La República domingo 13 de julio del 2025.
Una comunidad tiene una única escuela primaria, con seis
aulas, una para cada grado. Pasan años
pidiendo apoyo: no tienen materiales
educativos, los profesores faltan por semanas, una de las aulas está en mal
estado y necesitan construir dos más y una losa deportiva. Tocan las puertas de
la UGEL, del municipio, del gobierno
central. Nadie responde.
Entonces llegan los mineros, sacando
oro del río. Los Apus deciden dejar de esperar al Estado y comienzan a
coordinar con los mineros ilegales
que habían llegado a la zona.
Esta
es la realidad de Pagata,
una comunidad ubicada en el distrito de El
Cenepa, en la provincia de Condorcanqui,
Amazonas. Desde 2021, se ha
reportado una creciente presencia de mineros
ilegales en la zona, documentada en
fuentes oficiales y en reportajes de
medios especializados como Mongabay,
Convoca y un documental de Latina TV próximo a estrenarse. En este último, los Apus cuentan cómo empezaron a colaborar
con los mineros, que ofrecieron materiales y pequeñas mejoras. No lo
hicieron por generosidad, sino
porque esa ayuda les habría espacio.
En un entorno desatendido, los ilegales comenzaron a ocupar el lugar que el Estado nunca asumió. Y con ello,
ganaron algo más que acceso: legitimidad.
Este
no es un caso aislado.
Es apenas una muestra de lo que ocurre cuando el Estado se ausenta durante años de vastos territorios del país: aparecen
otros actores, muchas veces ilegales, que ofrecen soluciones inmediatas donde el Estado solo ha ofrecido silencio.
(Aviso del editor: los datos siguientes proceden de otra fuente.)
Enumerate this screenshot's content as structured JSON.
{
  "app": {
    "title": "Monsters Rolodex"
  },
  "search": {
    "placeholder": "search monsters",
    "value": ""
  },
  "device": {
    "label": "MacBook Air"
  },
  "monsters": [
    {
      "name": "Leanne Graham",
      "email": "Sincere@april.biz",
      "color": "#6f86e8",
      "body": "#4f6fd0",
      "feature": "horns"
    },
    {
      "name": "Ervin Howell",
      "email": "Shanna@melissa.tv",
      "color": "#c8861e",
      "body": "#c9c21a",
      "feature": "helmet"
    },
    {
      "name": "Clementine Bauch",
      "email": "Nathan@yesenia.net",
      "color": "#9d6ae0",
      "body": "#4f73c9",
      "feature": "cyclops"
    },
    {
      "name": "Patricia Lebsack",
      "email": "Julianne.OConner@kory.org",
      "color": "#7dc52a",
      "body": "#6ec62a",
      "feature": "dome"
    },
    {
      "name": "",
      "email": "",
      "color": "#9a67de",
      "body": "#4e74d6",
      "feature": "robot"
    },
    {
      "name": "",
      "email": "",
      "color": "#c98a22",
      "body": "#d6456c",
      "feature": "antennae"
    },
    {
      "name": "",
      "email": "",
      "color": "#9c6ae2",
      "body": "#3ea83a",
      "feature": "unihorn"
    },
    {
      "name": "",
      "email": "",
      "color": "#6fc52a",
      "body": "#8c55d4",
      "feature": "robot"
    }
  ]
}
Así, lo que empieza como una relación
por necesidad termina consolidando estructuras paralelas de poder y economía.
El espacio no queda vacío: alguien siempre lo ocupa.
Los vacíos no
duran.
La expansión de las economías
ilegales no se debe solo
a su rentabilidad. También responde a la falta de alternativas
productivas y a la débil presencia estatal. En regiones como Madre de Dios, La Libertad, Amazonas y
Puno, actividades como la minería
ilegal, la tala o el narcotráfico avanzan donde el Estado no llega, llega tarde o llega mal.
No hablamos de actores marginales. En 2025, las exportaciones
de oro ilegal podrían superar los $12 mil millones,
representando casi la mitad de todo el
oro exportado. La minería ilegal
ya equivale al 2.8 % del PBI nacional.
El precio del oro —que se ha
duplicado en cinco años— ha sido un incentivo
poderoso para expandir esta actividad justo donde el Estado es más
débil.
En
distintas partes del país
las actividades ilegales están presentes
y consolidadas. En Madre de Dios,
unas 50 mil personas dependen de la minería
aurífera informal o ilegal, que representa hasta el 40 % del PBI regional y ha degradado más de 300 mil hectáreas de bosque
amazónico. Esta presencia va de
la mano con una escasa o episódica presencia del Estado, sobre todo en lugares como La Pampa o Delta Uno. En La Libertad, esta actividad ha generado disputas
violentas y la captura parcial de autoridades locales, según la Defensoría del Pueblo. En Condorcanqui, los mismos Apus denuncian que la minería avanza sin regulación ni
respuesta estatal.
El Informe de Desarrollo Humano 2025 del PNUD pone nombre a esta realidad: “regímenes
híbridos”, donde conviven lo
legal, lo informal y lo ilegal,
sin que el Estado logre imponer la ley ni brindar servicios
públicos de calidad. El informe identifica 111
distritos con desarrollo humano
muy bajo, de los cuales 35 combinan alta
conflictividad, economías ilegales y debilidad institucional.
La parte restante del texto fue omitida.